How to think like a data scientist to become one

The author went from securities analyst to Head of Data Science at Amazon. He describes what he learned in his journey and gives 4 useful rules based on his experience.

By Karolis Urbonas, Amazon on March 23, 2017 in Amazon, Data Science Skills, Data Scientist, SQL, Statistics

comments

We have all read the headlines – data scientist is the sexiest job, there’s not enough of them and the salaries are very high. The role has been sold so well that the number of data science courses and college programs is growing like crazy. After my previous blog post I have received messages from people asking how to become a data scientist – which courses are the best, what steps to take, what is the fastest way to land a data science job?

I tried to really think it through and I reflected on my personal experience – how did I get here? How did I become a data scientist? Am I a data scientist? My experience has been very mixed – I have started out as a securities analyst in an investment house using mainly Excel. I then slowly shifted towards business intelligence in the banking industry and multiple consultancy projects, eventually doing the actual “data science” – building predictive models, working with Big Data, crunching tons of numbers and writing code to do data analysis and machine learning – what in the earlier days was called “data mining”.

When the data science hype has started I tried to understand how is it different from what I have been doing so far.
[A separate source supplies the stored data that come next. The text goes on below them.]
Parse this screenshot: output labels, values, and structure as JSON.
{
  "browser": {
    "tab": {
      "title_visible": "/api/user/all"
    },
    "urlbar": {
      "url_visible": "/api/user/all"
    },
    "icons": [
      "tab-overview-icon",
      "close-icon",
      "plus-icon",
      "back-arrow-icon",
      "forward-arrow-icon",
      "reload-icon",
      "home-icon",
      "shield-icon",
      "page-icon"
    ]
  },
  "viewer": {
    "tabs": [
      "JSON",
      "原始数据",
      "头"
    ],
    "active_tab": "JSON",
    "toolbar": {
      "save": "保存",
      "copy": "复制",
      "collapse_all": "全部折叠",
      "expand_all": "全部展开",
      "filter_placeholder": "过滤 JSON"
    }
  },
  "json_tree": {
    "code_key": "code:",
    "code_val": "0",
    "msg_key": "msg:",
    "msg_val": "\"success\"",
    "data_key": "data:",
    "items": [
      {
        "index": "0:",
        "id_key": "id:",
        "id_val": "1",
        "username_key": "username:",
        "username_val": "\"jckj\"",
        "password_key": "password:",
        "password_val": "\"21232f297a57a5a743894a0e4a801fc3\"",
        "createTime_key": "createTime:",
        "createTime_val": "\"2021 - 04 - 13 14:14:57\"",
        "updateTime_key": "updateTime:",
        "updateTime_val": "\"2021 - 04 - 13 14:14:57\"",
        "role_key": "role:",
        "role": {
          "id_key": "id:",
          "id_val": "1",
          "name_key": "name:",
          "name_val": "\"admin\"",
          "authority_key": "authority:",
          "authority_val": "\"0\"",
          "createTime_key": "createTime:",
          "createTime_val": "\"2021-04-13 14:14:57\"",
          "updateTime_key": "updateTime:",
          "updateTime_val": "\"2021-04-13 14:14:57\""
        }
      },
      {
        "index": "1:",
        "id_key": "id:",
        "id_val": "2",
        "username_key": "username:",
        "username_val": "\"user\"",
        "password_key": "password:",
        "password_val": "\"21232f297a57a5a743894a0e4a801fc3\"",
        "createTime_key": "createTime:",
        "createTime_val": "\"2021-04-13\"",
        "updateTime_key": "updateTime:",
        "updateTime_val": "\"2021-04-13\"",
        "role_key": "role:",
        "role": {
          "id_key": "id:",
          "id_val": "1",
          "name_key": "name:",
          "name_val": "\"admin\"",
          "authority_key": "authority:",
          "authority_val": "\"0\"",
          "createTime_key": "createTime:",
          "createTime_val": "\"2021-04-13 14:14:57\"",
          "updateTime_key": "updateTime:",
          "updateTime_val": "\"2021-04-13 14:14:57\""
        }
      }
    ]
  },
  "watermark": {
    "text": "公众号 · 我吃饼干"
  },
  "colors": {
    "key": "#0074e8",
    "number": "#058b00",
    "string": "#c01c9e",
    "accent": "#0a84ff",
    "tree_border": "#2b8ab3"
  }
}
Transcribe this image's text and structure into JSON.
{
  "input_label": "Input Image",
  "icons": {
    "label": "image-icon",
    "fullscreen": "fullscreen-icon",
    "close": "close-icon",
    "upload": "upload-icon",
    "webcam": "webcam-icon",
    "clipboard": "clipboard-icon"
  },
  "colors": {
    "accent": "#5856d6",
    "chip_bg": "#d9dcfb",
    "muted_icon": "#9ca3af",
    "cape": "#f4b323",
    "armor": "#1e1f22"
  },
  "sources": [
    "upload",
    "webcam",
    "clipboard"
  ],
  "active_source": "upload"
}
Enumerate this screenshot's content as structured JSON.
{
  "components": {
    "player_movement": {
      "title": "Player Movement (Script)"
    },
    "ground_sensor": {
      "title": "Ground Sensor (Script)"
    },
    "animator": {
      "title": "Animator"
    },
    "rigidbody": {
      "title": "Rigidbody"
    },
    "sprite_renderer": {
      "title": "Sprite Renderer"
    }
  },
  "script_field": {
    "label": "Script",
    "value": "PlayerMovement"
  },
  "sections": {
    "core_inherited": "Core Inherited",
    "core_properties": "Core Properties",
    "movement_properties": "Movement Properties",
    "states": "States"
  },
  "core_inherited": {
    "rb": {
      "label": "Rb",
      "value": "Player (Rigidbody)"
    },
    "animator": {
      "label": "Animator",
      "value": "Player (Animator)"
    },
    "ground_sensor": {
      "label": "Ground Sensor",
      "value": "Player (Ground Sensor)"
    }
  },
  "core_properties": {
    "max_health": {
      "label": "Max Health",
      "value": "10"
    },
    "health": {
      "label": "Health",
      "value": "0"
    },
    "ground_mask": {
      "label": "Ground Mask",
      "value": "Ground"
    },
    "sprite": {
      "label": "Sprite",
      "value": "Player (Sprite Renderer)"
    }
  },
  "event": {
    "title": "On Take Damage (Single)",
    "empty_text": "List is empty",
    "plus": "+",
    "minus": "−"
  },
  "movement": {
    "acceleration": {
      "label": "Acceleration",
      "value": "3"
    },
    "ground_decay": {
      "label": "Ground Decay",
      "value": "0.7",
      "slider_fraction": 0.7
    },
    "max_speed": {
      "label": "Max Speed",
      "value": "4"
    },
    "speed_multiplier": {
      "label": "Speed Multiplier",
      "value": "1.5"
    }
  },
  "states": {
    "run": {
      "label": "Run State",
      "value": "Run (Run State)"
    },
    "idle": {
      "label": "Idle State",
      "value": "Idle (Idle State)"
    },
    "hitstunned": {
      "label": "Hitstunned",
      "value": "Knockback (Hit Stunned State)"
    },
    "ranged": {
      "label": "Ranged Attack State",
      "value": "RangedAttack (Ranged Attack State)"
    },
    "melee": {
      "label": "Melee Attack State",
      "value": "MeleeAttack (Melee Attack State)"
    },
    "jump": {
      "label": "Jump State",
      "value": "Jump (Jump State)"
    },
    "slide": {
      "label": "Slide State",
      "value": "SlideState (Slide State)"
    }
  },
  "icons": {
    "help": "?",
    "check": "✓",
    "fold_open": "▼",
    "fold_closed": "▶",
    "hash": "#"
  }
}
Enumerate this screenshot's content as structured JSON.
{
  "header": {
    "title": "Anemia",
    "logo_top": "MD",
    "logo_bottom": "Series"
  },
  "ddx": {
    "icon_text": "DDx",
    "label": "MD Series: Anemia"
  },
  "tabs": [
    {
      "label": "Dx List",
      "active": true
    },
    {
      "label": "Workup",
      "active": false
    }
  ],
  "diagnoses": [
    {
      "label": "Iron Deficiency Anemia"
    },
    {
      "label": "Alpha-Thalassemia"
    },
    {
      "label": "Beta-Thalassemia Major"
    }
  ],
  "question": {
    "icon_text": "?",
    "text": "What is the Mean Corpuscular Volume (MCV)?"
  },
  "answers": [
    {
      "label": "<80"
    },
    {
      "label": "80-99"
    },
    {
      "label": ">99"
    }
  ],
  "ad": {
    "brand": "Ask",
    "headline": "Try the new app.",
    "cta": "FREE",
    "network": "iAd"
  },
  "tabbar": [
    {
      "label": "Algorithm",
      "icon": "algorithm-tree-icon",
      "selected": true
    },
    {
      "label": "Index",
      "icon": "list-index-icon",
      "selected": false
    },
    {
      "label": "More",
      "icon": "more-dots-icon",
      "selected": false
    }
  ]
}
Should I learn new skills and become the data scientist instead of someone working “in analytics”?

Like everybody obsessed with it I have started taking multiple courses, reading data books, doing data science specializations (and not finishing them …), coded a lot – I wanted to become THE one in the middle cross-section of the (in)famous data science Venn diagram. The reality I learned is that these “Data Science” unicorns ( the legendary people in the center “Data Science” section) rarely exist and even if they do – they are typically generalists who have knowledge in all of these areas but are “master of none”.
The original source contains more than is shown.